Analytical approach:
The analysis was based on a decision-analytic model of the costs and benefits, for the first year, with a Markov model, for the lifetime horizon. The authors stated that the analysis was carried out from the perspective of the UK NHS.
Effectiveness data:
The clinical evidence came mainly from two sources; the Acute Catheterization and Urgent Intervention Triage Strategy (ACUITY) trial and the Global Registry of Acute Coronary Events (GRACE). The treatment effect for bivalirudin and heparin plus glycoprotein IIb/IIIa inhibitor and the consequent event rates, which were the key inputs for the model, were from the ACUITY trial, which was a large, multicentre, prospective, randomised, open-label, parallel-group, phase III trial. Additional data for heparin plus glycoprotein IIb/IIIa inhibitor were from UK patients in the GRACE, which was a large-scale, multinational, observational study of acute coronary syndrome patients recruited from 1999 to 2007. Patients with similar characteristics in the ACUITY trial and the GRACE were considered. The two analyses were carried out separately. Additional calculations for long-term survival were based on the Nottingham Heart Attack Register.
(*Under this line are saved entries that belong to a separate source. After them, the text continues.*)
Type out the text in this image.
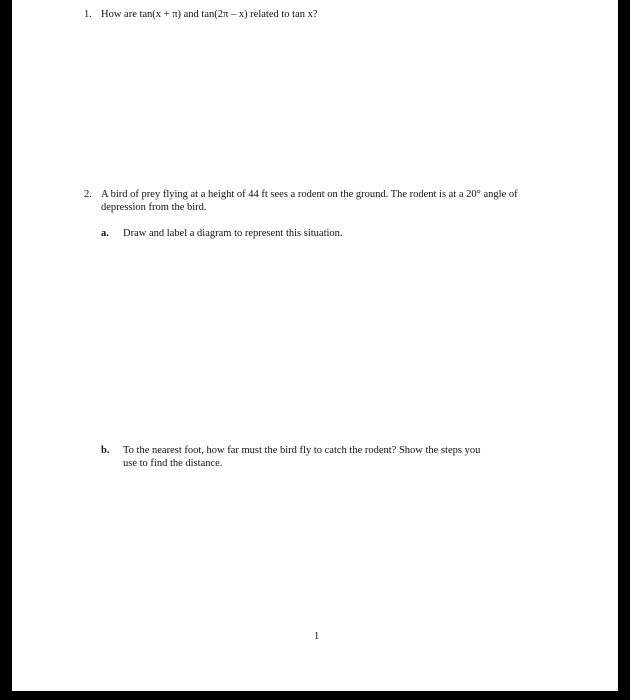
1. How are tan(x + π) and tan(2π – x) related to tan x?
2. A bird of prey flying at a height of 44 ft sees a rodent on the ground. The rodent is at a 20° angle of
depression from the bird.
a. Draw and label a diagram to represent this situation.
b. To the nearest foot, how far must the bird fly to catch the rodent? Show the steps you
use to find the distance.
1
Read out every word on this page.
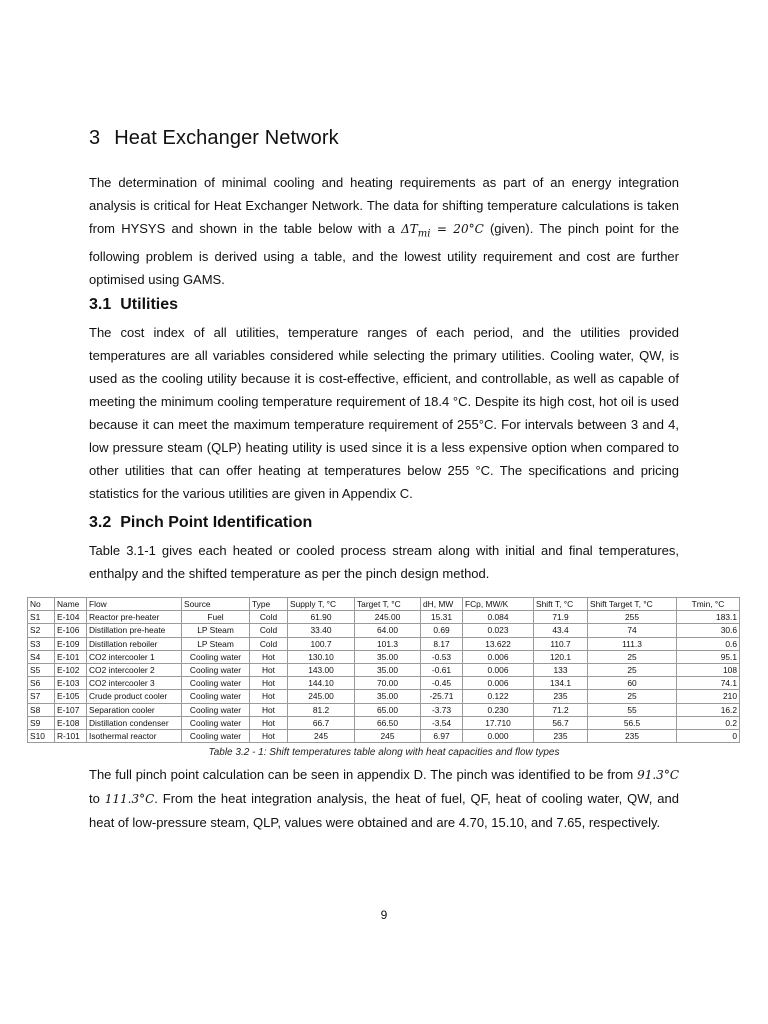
3 Heat Exchanger Network

The determination of minimal cooling and heating requirements as part of an energy integration analysis is critical for Heat Exchanger Network. The data for shifting temperature calculations is taken from HYSYS and shown in the table below with a $\Delta T_{mi} = 20^\circ C$ (given). The pinch point for the following problem is derived using a table, and the lowest utility requirement and cost are further optimised using GAMS.

3.1 Utilities

The cost index of all utilities, temperature ranges of each period, and the utilities provided temperatures are all variables considered while selecting the primary utilities. Cooling water, QW, is used as the cooling utility because it is cost-effective, efficient, and controllable, as well as capable of meeting the minimum cooling temperature requirement of 18.4 °C. Despite its high cost, hot oil is used because it can meet the maximum temperature requirement of 255°C. For intervals between 3 and 4, low pressure steam (QLP) heating utility is used since it is a less expensive option when compared to other utilities that can offer heating at temperatures below 255 °C. The specifications and pricing statistics for the various utilities are given in Appendix C.

3.2 Pinch Point Identification

Table 3.1-1 gives each heated or cooled process stream along with initial and final temperatures, enthalpy and the shifted temperature as per the pinch design method.

No	Name	Flow	Source	Type	Supply T, °C	Target T, °C	dH, MW	FCp, MW/K	Shift T, °C	Shift Target T, °C	Tmin, °C
S1	E-104	Reactor pre-heater	Fuel	Cold	61.90	245.00	15.31	0.084	71.9	255	183.1
S2	E-106	Distillation pre-heate	LP Steam	Cold	33.40	64.00	0.69	0.023	43.4	74	30.6
S3	E-109	Distillation reboiler	LP Steam	Cold	100.7	101.3	8.17	13.622	110.7	111.3	0.6
S4	E-101	CO2 intercooler 1	Cooling water	Hot	130.10	35.00	-0.53	0.006	120.1	25	95.1
S5	E-102	CO2 intercooler 2	Cooling water	Hot	143.00	35.00	-0.61	0.006	133	25	108
S6	E-103	CO2 intercooler 3	Cooling water	Hot	144.10	70.00	-0.45	0.006	134.1	60	74.1
S7	E-105	Crude product cooler	Cooling water	Hot	245.00	35.00	-25.71	0.122	235	25	210
S8	E-107	Separation cooler	Cooling water	Hot	81.2	65.00	-3.73	0.230	71.2	55	16.2
S9	E-108	Distillation condenser	Cooling water	Hot	66.7	66.50	-3.54	17.710	56.7	56.5	0.2
S10	R-101	Isothermal reactor	Cooling water	Hot	245	245	6.97	0.000	235	235	0
Table 3.2 - 1: Shift temperatures table along with heat capacities and flow types

The full pinch point calculation can be seen in appendix D. The pinch was identified to be from 91.3°C to 111.3°C. From the heat integration analysis, the heat of fuel, QF, heat of cooling water, QW, and heat of low-pressure steam, QLP, values were obtained and are 4.70, 15.10, and 7.65, respectively.

9
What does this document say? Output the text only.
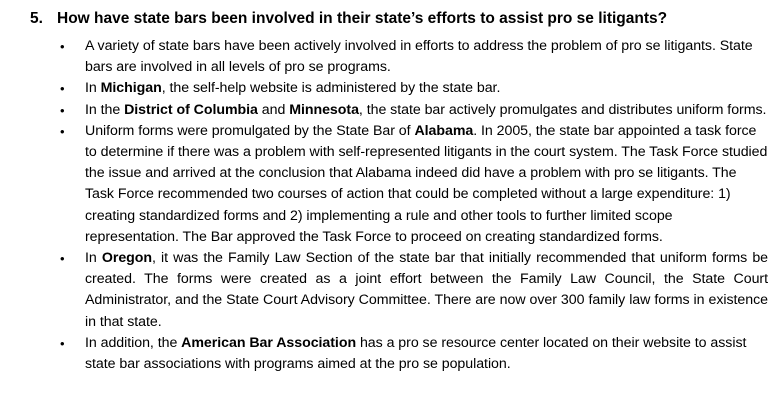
5. How have state bars been involved in their state’s efforts to assist pro se litigants?
• A variety of state bars have been actively involved in efforts to address the problem of pro se litigants. State bars are involved in all levels of pro se programs.
• In Michigan, the self-help website is administered by the state bar.
• In the District of Columbia and Minnesota, the state bar actively promulgates and distributes uniform forms.
• Uniform forms were promulgated by the State Bar of Alabama. In 2005, the state bar appointed a task force to determine if there was a problem with self-represented litigants in the court system. The Task Force studied the issue and arrived at the conclusion that Alabama indeed did have a problem with pro se litigants. The Task Force recommended two courses of action that could be completed without a large expenditure: 1) creating standardized forms and 2) implementing a rule and other tools to further limited scope representation. The Bar approved the Task Force to proceed on creating standardized forms.
• In Oregon, it was the Family Law Section of the state bar that initially recommended that uniform forms be created. The forms were created as a joint effort between the Family Law Council, the State Court Administrator, and the State Court Advisory Committee. There are now over 300 family law forms in existence in that state.
• In addition, the American Bar Association has a pro se resource center located on their website to assist state bar associations with programs aimed at the pro se population.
Monetary benefit and utility valuations:
The utility values were from a study of 229 consecutive myocardial infarction survivors, from a UK centre. The European Quality of Life (EQ-5D) instrument was used, with UK tariffs derived using the time trade-off method.
Measure of benefit:
Quality-adjusted life-years (QALYs) were the summary benefit measure and were discounted at an annual rate of 3.5%.
Cost data:
The economic analysis included the drugs, hospitalisations, events and procedures (angiography, coronary artery bypass graft, and percutaneous coronary interventions), and long-term annual cardiovascular treatment for one-year survivors. The resource use data were from the two main clinical sources, wherever possible. The costs were from UK sources, such as NHS reference costs and the British National Formulary. They were in UK pounds sterling (£) and referred to 2007 to 2008 prices. A 3.5% annual discount rate was applied.
Analysis of uncertainty:
A deterministic sensitivity analysis was undertaken on the major inputs for the model, using published confidence intervals for the clinical inputs, interquartile ranges for the costs, and ±25% for the survival and utility scores. A probabilistic analysis was carried out, considering conventional distributions of probability for the model inputs. Several alternative scenarios, reflecting UK medical practice, were considered.